Quarkus Docling
This is a Quarkus extension for the Docling project. Docling simplifies document processing, parsing diverse formats — including advanced PDF understanding — and providing seamless integrations with the gen AI ecosystem.
Currently, this extension is a set of wrappers around the Docling Serve project, which exposes Docling as a REST API. It also provides a Dev Service and Dev UI integrations.

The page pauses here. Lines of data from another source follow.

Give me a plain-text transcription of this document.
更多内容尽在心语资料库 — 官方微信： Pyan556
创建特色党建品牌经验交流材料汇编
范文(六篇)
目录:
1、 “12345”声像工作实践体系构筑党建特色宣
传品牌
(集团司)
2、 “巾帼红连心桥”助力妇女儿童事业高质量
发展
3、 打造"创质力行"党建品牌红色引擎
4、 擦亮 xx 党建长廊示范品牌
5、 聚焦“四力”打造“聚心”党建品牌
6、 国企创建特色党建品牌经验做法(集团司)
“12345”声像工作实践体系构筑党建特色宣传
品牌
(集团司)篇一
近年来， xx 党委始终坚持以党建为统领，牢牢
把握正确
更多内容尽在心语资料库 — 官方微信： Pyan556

The eventual goal is to unify the DoclingDocument format with LangChain4j’s Document abstraction so that Docling can be used in a LangChain4j RAG pipeline for ingesting data.
Docling Features
- 
🗂️ Parsing of multiple document formats incl. PDF, DOCX, XLSX, HTML, images, and more
 - 
📑 Advanced PDF understanding incl. page layout, reading order, table structure, code, formulas, image classification, and more
 - 
🧬 Unified, expressive
DoclingDocumentrepresentation format - 
↪️ Various export formats and options, including Markdown, HTML, and lossless JSON
 - 
🔒 Local execution capabilities for sensitive data and air-gapped environments
 - 
🤖 Plug-and-play integrations incl. LangChain, LlamaIndex, Crew AI & Haystack for agentic AI
 - 
🔍 Extensive OCR support for scanned PDFs and images
 - 
🥚 Support of several Visual Language Models SmolDocling
 - 
💻 Simple and convenient CLI